Légiférer plutôt que réprimer, c’est l’option qu’a choisi la SAG-AFTRA et c’est celle qui a mené l’association à passer un sans précédent avec Réplica. L’entreprise a l’autorisation de créer des doubles vocaux des acteurs syndiqués et de les fournir aux studios de jeux vidéo, dans un cadre “juste et équitable” pour les comédiens de doublage, qui pourront enfin en tirer les bénéfices financiers. Dans ce contexte, les entreprises faisant appel aux talents via Replica, et donc en passant par la protection de la SAG-AFTRA, savent que les clones numériques et vocaux se baseront sur de véritables personnes, ayant donné leur accord pour l’utilisation de leur image, et que chaque usage sera contrôlé.

L’accord n’a pas été bien reçu par tous les adhérents au mouvement, mais il a au moins eu le mérite de poser les bases d’une régulation. La SAG-AFTRA a préféré se joindre au mouvement de la transition plutôt que de nager à contre-courant d’un phénomène technologique qui s’implante déjà partout sans que nous le voyons.

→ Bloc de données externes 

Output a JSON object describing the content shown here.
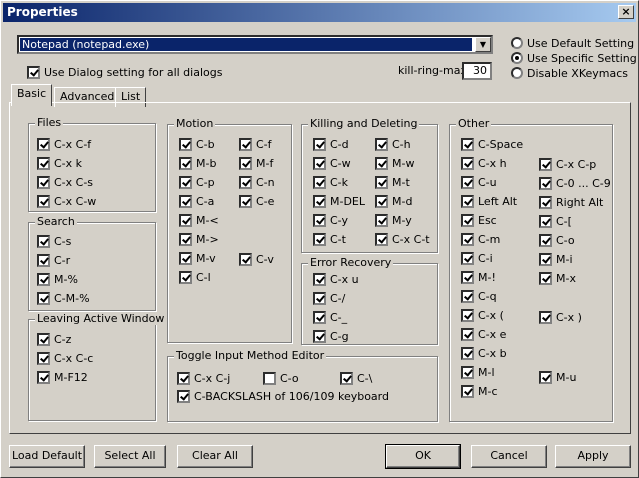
{
  "window": {
    "title": "Properties",
    "close_glyph": "×"
  },
  "app_select": {
    "value": "Notepad (notepad.exe)",
    "arrow": "▼"
  },
  "use_dialog": {
    "label": "Use Dialog setting for all dialogs",
    "checked": true
  },
  "kill_ring": {
    "label": "kill-ring-max:",
    "value": "30"
  },
  "modes": [
    {
      "label": "Use Default Setting",
      "on": false
    },
    {
      "label": "Use Specific Setting",
      "on": true
    },
    {
      "label": "Disable XKeymacs",
      "on": false
    }
  ],
  "tabs": [
    {
      "label": "Basic"
    },
    {
      "label": "Advanced"
    },
    {
      "label": "List"
    }
  ],
  "groups": {
    "files": {
      "title": "Files",
      "items": [
        "C-x C-f",
        "C-x k",
        "C-x C-s",
        "C-x C-w"
      ]
    },
    "search": {
      "title": "Search",
      "items": [
        "C-s",
        "C-r",
        "M-%",
        "C-M-%"
      ]
    },
    "leaving": {
      "title": "Leaving Active Window",
      "items": [
        "C-z",
        "C-x C-c",
        "M-F12"
      ]
    },
    "motion": {
      "title": "Motion",
      "col1": [
        "C-b",
        "M-b",
        "C-p",
        "C-a",
        "M-<",
        "M->",
        "M-v",
        "C-l"
      ],
      "col2": [
        "C-f",
        "M-f",
        "C-n",
        "C-e",
        "C-v"
      ]
    },
    "killing": {
      "title": "Killing and Deleting",
      "col1": [
        "C-d",
        "C-w",
        "C-k",
        "M-DEL",
        "C-y",
        "C-t"
      ],
      "col2": [
        "C-h",
        "M-w",
        "M-t",
        "M-d",
        "M-y",
        "C-x C-t"
      ]
    },
    "error": {
      "title": "Error Recovery",
      "items": [
        "C-x u",
        "C-/",
        "C-_",
        "C-g"
      ]
    },
    "toggle": {
      "title": "Toggle Input Method Editor",
      "items": [
        {
          "label": "C-x C-j",
          "checked": true
        },
        {
          "label": "C-o",
          "checked": false
        },
        {
          "label": "C-\\",
          "checked": true
        }
      ],
      "extra": "C-BACKSLASH of 106/109 keyboard"
    },
    "other": {
      "title": "Other",
      "col1": [
        "C-Space",
        "C-x h",
        "C-u",
        "Left Alt",
        "Esc",
        "C-m",
        "C-i",
        "M-!",
        "C-q",
        "C-x (",
        "C-x e",
        "C-x b",
        "M-l",
        "M-c"
      ],
      "col2": [
        "C-x C-p",
        "C-0 ... C-9",
        "Right Alt",
        "C-[",
        "C-o",
        "M-i",
        "M-x",
        "C-x )",
        "M-u"
      ]
    }
  },
  "buttons": {
    "load_default": "Load Default",
    "select_all": "Select All",
    "clear_all": "Clear All",
    "ok": "OK",
    "cancel": "Cancel",
    "apply": "Apply"
  }
}
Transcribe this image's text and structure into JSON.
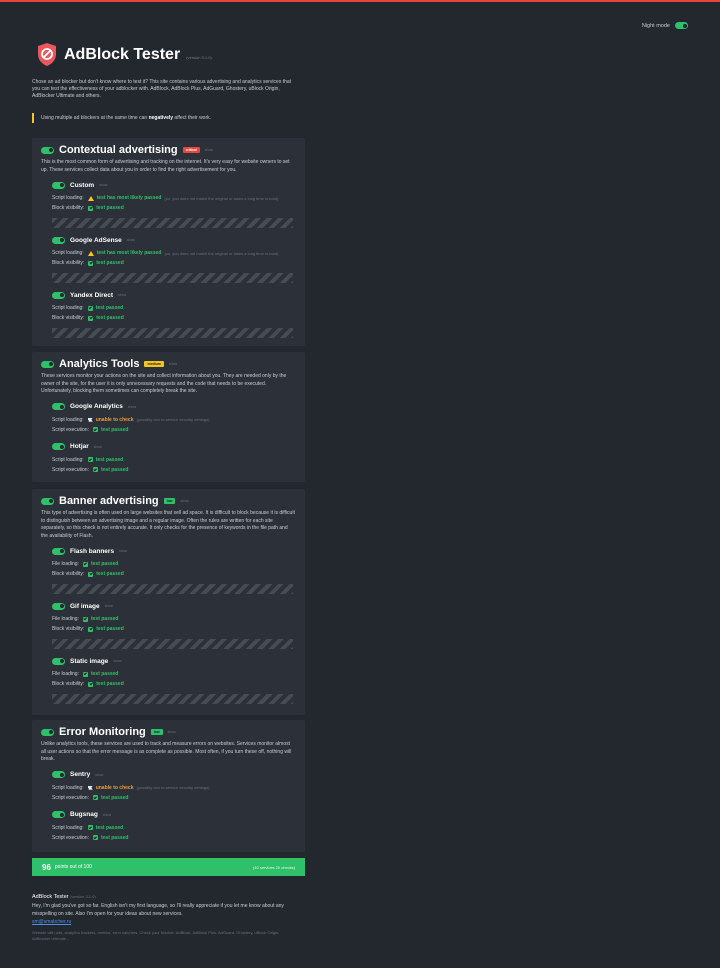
{
  "app": {
    "title": "AdBlock Tester",
    "version": "(version 3.1.0)",
    "night_mode_label": "Night mode",
    "intro": "Chose an ad blocker but don't know where to test it? This site contains various advertising and analytics services that you can test the effectiveness of your adblocker with. AdBlock, AdBlock Plus, AdGuard, Ghostery, uBlock Origin, AdBlocker Ultimate and others.",
    "warning_pre": "Using multiple ad blockers at the same time can ",
    "warning_bold": "negatively",
    "warning_post": " affect their work."
  },
  "labels": {
    "show": "show",
    "test_passed": "test passed",
    "likely_passed": "test has most likely passed",
    "likely_note": "(so, you does not match the original or takes a long time to load)",
    "unable": "unable to check",
    "unable_note": "(possibly due to service security settings)"
  },
  "sections": {
    "contextual": {
      "title": "Contextual advertising",
      "badge": "critical",
      "desc": "This is the most common form of advertising and tracking on the internet. It's very easy for website owners to set up. These services collect data about you in order to find the right advertisement for you.",
      "items": [
        {
          "name": "Custom",
          "row1": "Script loading:",
          "row2": "Block visibility:"
        },
        {
          "name": "Google AdSense",
          "row1": "Script loading:",
          "row2": "Block visibility:"
        },
        {
          "name": "Yandex Direct",
          "row1": "Script loading:",
          "row2": "Block visibility:"
        }
      ]
    },
    "analytics": {
      "title": "Analytics Tools",
      "badge": "medium",
      "desc": "These services monitor your actions on the site and collect information about you. They are needed only by the owner of the site, for the user it is only unnecessary requests and the code that needs to be executed. Unfortunately, blocking them sometimes can completely break the site.",
      "items": [
        {
          "name": "Google Analytics",
          "row1": "Script loading:",
          "row2": "Script execution:"
        },
        {
          "name": "Hotjar",
          "row1": "Script loading:",
          "row2": "Script execution:"
        }
      ]
    },
    "banner": {
      "title": "Banner advertising",
      "badge": "low",
      "desc": "This type of advertising is often used on large websites that sell ad space. It is difficult to block because it is difficult to distinguish between an advertising image and a regular image. Often the rules are written for each site separately, so this check is not entirely accurate. It only checks for the presence of keywords in the file path and the availability of Flash.",
      "items": [
        {
          "name": "Flash banners",
          "row1": "File loading:",
          "row2": "Block visibility:"
        },
        {
          "name": "Gif image",
          "row1": "File loading:",
          "row2": "Block visibility:"
        },
        {
          "name": "Static image",
          "row1": "File loading:",
          "row2": "Block visibility:"
        }
      ]
    },
    "error": {
      "title": "Error Monitoring",
      "badge": "low",
      "desc": "Unlike analytics tools, these services are used to track and measure errors on websites. Services monitor almost all user actions so that the error message is as complete as possible. Most often, if you turn these off, nothing will break.",
      "items": [
        {
          "name": "Sentry",
          "row1": "Script loading:",
          "row2": "Script execution:"
        },
        {
          "name": "Bugsnag",
          "row1": "Script loading:",
          "row2": "Script execution:"
        }
      ]
    }
  },
  "score": {
    "points": "96",
    "label": "points out of 100",
    "summary": "(10 services 20 checks)"
  },
  "footer": {
    "title": "AdBlock Tester",
    "version": "(version 3.1.0)",
    "text": "Hey, I'm glad you've got so far. English isn't my first language, so I'll really appreciate if you let me know about any misspelling on site. Also I'm open for your ideas about new services.",
    "email": "sm@smabcher.ru",
    "keywords": "Website with ads, analytics trackers, metrics, error catchers. Check your blocker: AdBlock, AdBlock Plus, AdGuard, Ghostery, uBlock Origin, AdBlocker Ultimate..."
  },
  "colors": {
    "accent": "#2fc06a",
    "critical": "#e8453c",
    "medium": "#f3c623",
    "background": "#23272e",
    "panel": "#2c3038"
  },
  "icons": {
    "logo": "shield-stop-icon",
    "warning": "warning-triangle-icon",
    "flag": "flag-icon",
    "check": "check-icon"
  }
}
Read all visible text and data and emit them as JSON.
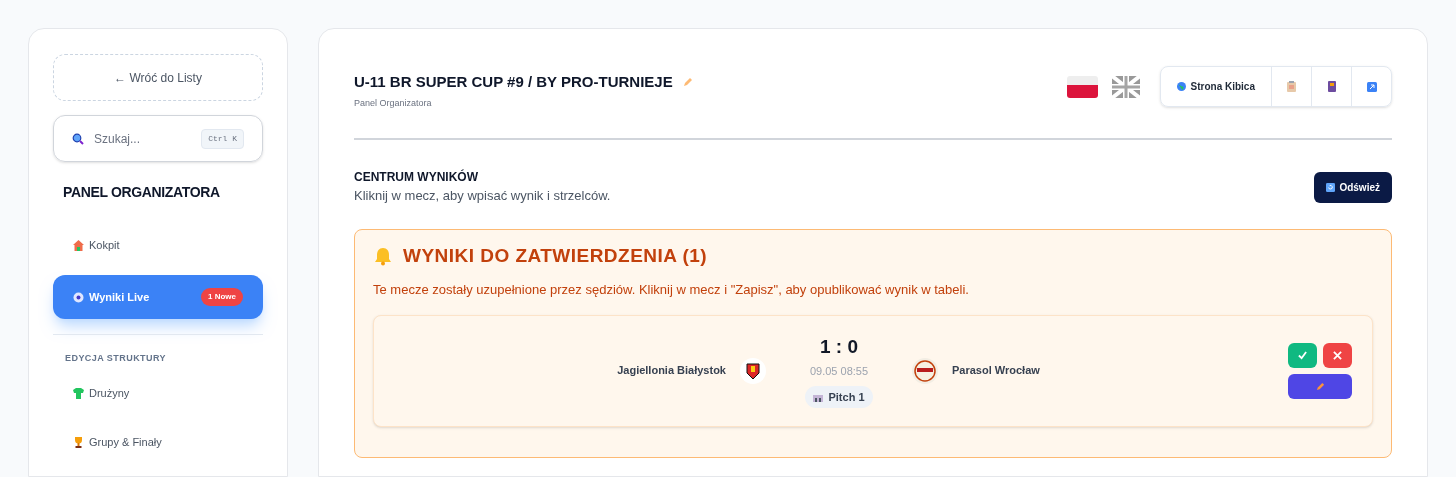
{
  "sidebar": {
    "back_button": "← Wróć do Listy",
    "search": {
      "placeholder": "Szukaj...",
      "shortcut": "Ctrl K"
    },
    "title": "PANEL ORGANIZATORA",
    "items": [
      {
        "label": "Kokpit",
        "kind": "house",
        "selected": false
      },
      {
        "label": "Wyniki Live",
        "kind": "ball",
        "selected": true,
        "badge": "1 Nowe"
      }
    ],
    "section": {
      "title": "EDYCJA STRUKTURY",
      "items": [
        {
          "label": "Drużyny",
          "kind": "shirt",
          "selected": false
        },
        {
          "label": "Grupy & Finały",
          "kind": "trophy",
          "selected": false
        }
      ]
    }
  },
  "header": {
    "title": "U-11 BR SUPER CUP #9 / BY PRO-TURNIEJE",
    "subtitle": "Panel Organizatora",
    "languages": [
      {
        "kind": "pl",
        "selected": true
      },
      {
        "kind": "gb",
        "selected": false
      }
    ],
    "fan_page_button": "Strona Kibica"
  },
  "results": {
    "title": "CENTRUM WYNIKÓW",
    "subtitle": "Kliknij w mecz, aby wpisać wynik i strzelców.",
    "refresh_button": "Odśwież",
    "pending": {
      "title": "WYNIKI DO ZATWIERDZENIA (1)",
      "description": "Te mecze zostały uzupełnione przez sędziów. Kliknij w mecz i \"Zapisz\", aby opublikować wynik w tabeli.",
      "matches": [
        {
          "home": "Jagiellonia Białystok",
          "away": "Parasol Wrocław",
          "score": "1 : 0",
          "time": "09.05 08:55",
          "pitch": "Pitch 1"
        }
      ]
    }
  }
}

La législation peut-elle assurer l’avenir de l’IA ?

Les organisations et entreprises n’attendent pas que le grand public se décide sur le sort de l’intelligence artificielle pour s’en emparer de toutes les manières possibles – plus ou moins éthiques. Il est donc plus que nécessaire d’avoir une législation qui réponde à toutes les questions que l’on se pose légitimement sur la manière dont les IA fonctionnent et surtout ce dont elles se nourrissent.

Aujourd’hui, même les IA génératives les plus poussées passent par des banques de données extrêmement fournies pour assembler des images, des couleurs, des formes ou des idées, et ainsi rebâtir quelque chose de nouveau à partir de beaucoup de choses existantes. Qui créditer alors quand Midjourney nous produit une image à partir d’un prompt, qui va aller piocher dans des banques de données où se trouvent des milliers d’œuvres d’artistes bien réels ? Si cette question est encore épineuse, celle des clones vocaux utilisés par Replica aura au moins l’avantage d’avoir une réponse claire, et ce grâce à l’accord trouvé par la SAG-AFTRA.

C’est un pas crucial vers une adoption plus éthique de cette technologie dans des industries aussi larges que celles du jeu vidéo. Cependant, la question de l’impact de l’IA sur l’emploi et la créativité humaine demeure. Il est essentiel de continuer à légiférer et à débattre sur ces enjeux pour trouver un équilibre. L’avenir de l’IA dépendra de notre capacité à l’intégrer de manière responsable et équitable.